Expertise & Qualifications
- Finance and banking sector expertise with a specialization in media, plus extensive corporate board service; positioned to contribute on corporate governance, executive compensation, board oversight, and strategic planning.
- Serves as Compensation Committee Chair, with oversight of CEO and NEO compensation, including cash and equity programs.
Equity Ownership
| Holder | Security | Beneficially Owned | % of Class |
|---|---|---|---|
| Thomas V. Reifenheiser | Class A Common | 43,460 | <1% |
Notes:
- Beneficial ownership table as of March 17, 2025; LTIP/OP unit mechanics apply to executives; no pledge or margin footnote related to Mr. Reifenheiser is disclosed, whereas pledging/margin is disclosed for certain others (context).
Governance Assessment
Key positives
- Independent director; chairs Compensation Committee and serves on Audit and Nominating & Governance—broad oversight footprint across pay, audit/controls, and board composition.

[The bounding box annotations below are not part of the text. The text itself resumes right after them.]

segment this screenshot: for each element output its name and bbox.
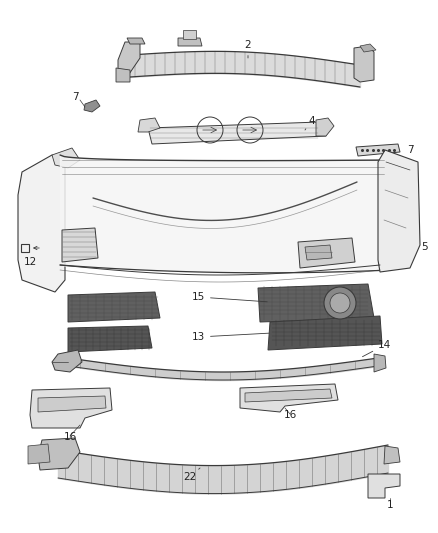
Polygon shape	[62, 228, 98, 262]
Polygon shape	[368, 474, 400, 498]
Polygon shape	[52, 350, 82, 372]
Polygon shape	[374, 354, 386, 372]
Polygon shape	[245, 389, 332, 402]
Polygon shape	[183, 30, 196, 39]
Polygon shape	[354, 46, 374, 82]
Text: 22: 22	[184, 468, 200, 482]
Polygon shape	[138, 118, 160, 132]
Polygon shape	[127, 38, 145, 44]
Polygon shape	[148, 122, 326, 144]
Polygon shape	[356, 144, 400, 156]
Text: 7: 7	[407, 145, 413, 155]
Text: 14: 14	[363, 340, 391, 357]
Polygon shape	[178, 38, 202, 46]
Polygon shape	[360, 44, 376, 52]
Polygon shape	[38, 438, 80, 470]
Polygon shape	[305, 245, 332, 260]
Text: 4: 4	[305, 116, 314, 130]
Text: 7: 7	[72, 92, 78, 102]
Text: 5: 5	[422, 242, 428, 252]
Text: 13: 13	[192, 332, 269, 342]
Text: 16: 16	[64, 432, 77, 442]
Text: 2: 2	[245, 40, 251, 58]
Text: 1: 1	[387, 500, 393, 510]
Text: 15: 15	[192, 292, 267, 302]
Polygon shape	[378, 150, 420, 272]
Polygon shape	[316, 118, 334, 136]
Polygon shape	[84, 100, 100, 112]
Polygon shape	[28, 444, 50, 464]
Polygon shape	[258, 284, 374, 322]
Polygon shape	[30, 388, 112, 428]
Polygon shape	[116, 68, 130, 82]
Circle shape	[324, 287, 356, 319]
Circle shape	[330, 293, 350, 313]
Polygon shape	[52, 148, 80, 168]
Polygon shape	[118, 42, 140, 80]
Polygon shape	[240, 384, 338, 412]
Text: 12: 12	[23, 257, 37, 267]
Polygon shape	[38, 396, 106, 412]
Polygon shape	[298, 238, 355, 268]
Polygon shape	[68, 326, 152, 352]
Polygon shape	[68, 292, 160, 322]
Polygon shape	[384, 446, 400, 464]
Text: 16: 16	[283, 410, 297, 420]
Polygon shape	[18, 155, 65, 292]
Polygon shape	[268, 316, 382, 350]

- Deep sectoral (media) and financial expertise from decades at Chase; prior public company board experience supports governance quality.
- Committee transparency: fee and equity structures disclosed; director equity grants are time-based, aligning with tenure and service.
- Say‑on‑Pay context: Prior advisory support was strong (2023 >99%), indicating shareholder acceptance of pay approach during his committee leadership period. Next SOP vote in 2026.
Watch items / potential red flags
- Long tenure and age (director since 2000; age 89) may raise board refreshment and succession considerations for investors focused on independence over extended service.
- Missed the 2024 Annual Meeting (though met ≥75% meeting attendance).
- Company permits hedging by directors and employees (no anti‑hedging policy), which many investors view as misaligned with best practices.
- Concentrated control/related‑party ecosystem: Reilly family controls high‑vote Class B shares with significant pledging; related‑party transactions (REV/EATEL) exist, though overseen under Audit Committee policy. While not involving Mr. Reifenheiser personally, this environment elevates governance risk and underscores the importance of independent committee leadership.
Related‑party and policy controls
- Audit Committee pre‑approves related‑party transactions; annual questionnaires used to identify such relationships.
- Insider trading policy prohibits trading on material non‑public information; however, hedging transactions are not prohibited by policy.